Research is consistently woven into the fabric of Dr Bernstein's clinical practice, which has served as a “laboratory” for his active studies. His research and quality improvement initiatives focus on issues important to Academic General Pediatrics and community-based practice, including immunizations, postpartum newborn discharge, childhood obesity, breastfeeding, health promotion, preventive health screening in primary care, technology, and medical education. His commitment, innovative spirit, and enthusiasm also encompass many facets of medical education along the continuum, from training and mentoring future physicians to fostering lifelong learning, to supporting the continuous professional development of practicing pediatricians.

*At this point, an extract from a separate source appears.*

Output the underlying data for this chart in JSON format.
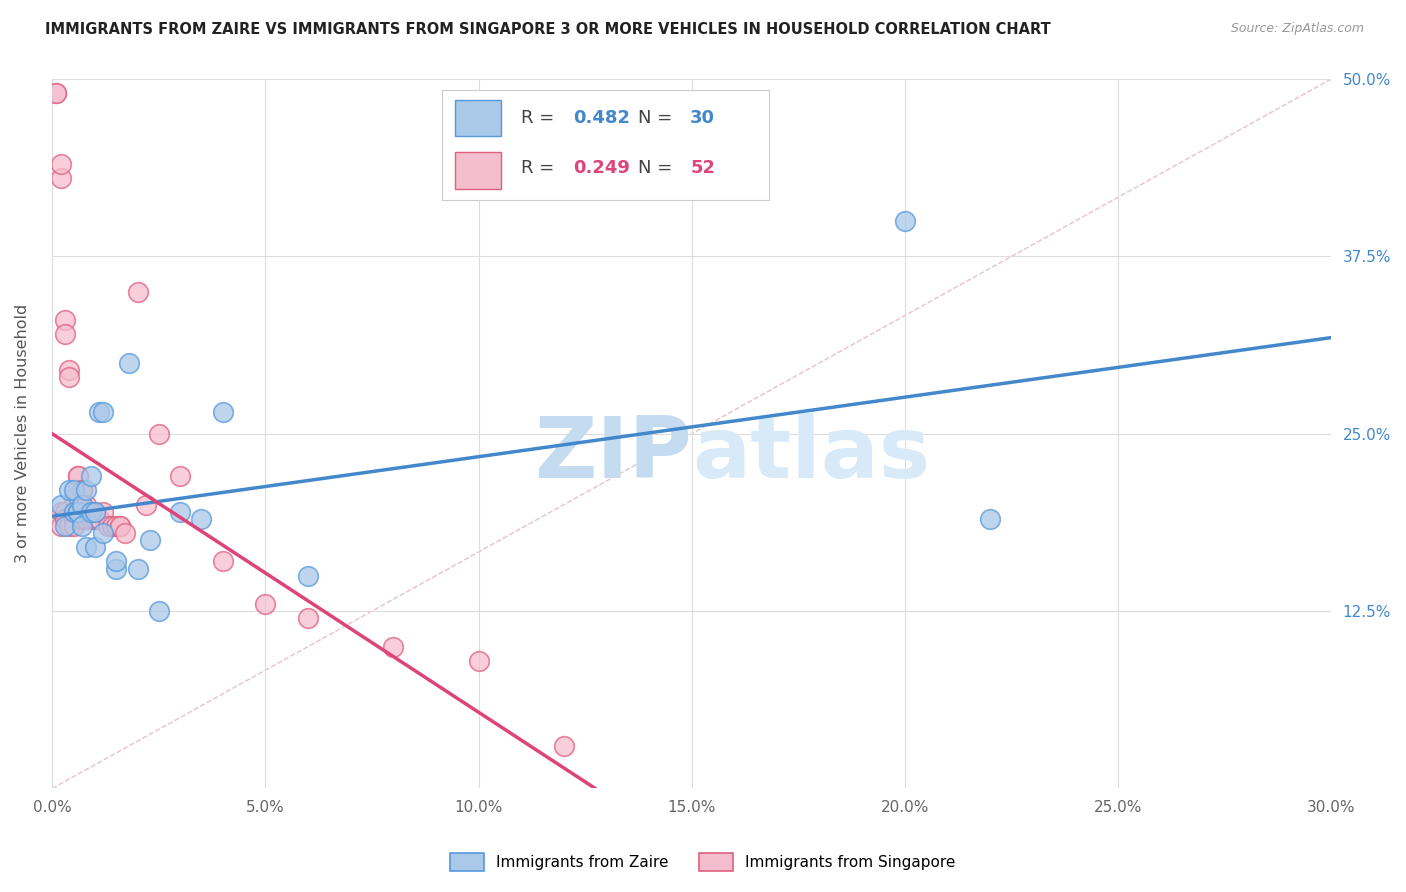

Hank is an ex-officio member of the American Academy of Pediatrics’ Committee on Infectious Diseases (Red Book Committee), Associate Editor of Red Book Online, and AAP liaison to the CDC Advisory Committee on Immunization Practices’ Influenza Workgroup, spearheading both seasonal and pandemic influenza preparedness and policy for children. In addition, he is Editor-in-Chief Emeritus of PediaLink, the AAP's online home for lifelong learning and chair of the interdisciplinary Bright Futures Health Promotion Workgroup, which has created a distinctive health promotion curriculum, videos, and a companion educational website (www.pediatricsinpractice.org). He regularly shares his knowledge and expertise by educating the public, writing for health information websites, and participating in media interviews on a variety of pediatric health care issues including immunization, diagnosis and treatment of common childhood infectious diseases and illnesses, and practical information for parents, teachers and caregivers.
In the spirit of lifelong learning, Hank earned a masters in healthcare management at Harvard School of Public Health, USA, in 2013. He actively maintains his certification by the American Board of Pediatrics. He completed his residency training in pediatrics at St Christopher's Hospital for Children in Philadelphia, USA, after earning his medical degree from the University of Medicine and Dentistry of New Jersey - School of Osteopathic Medicine, USA. Hank and his wife, Sophie, have been married for 36 years and are extremely proud of their 31-year-old daughter, Lauren, and 26-year-old son, David.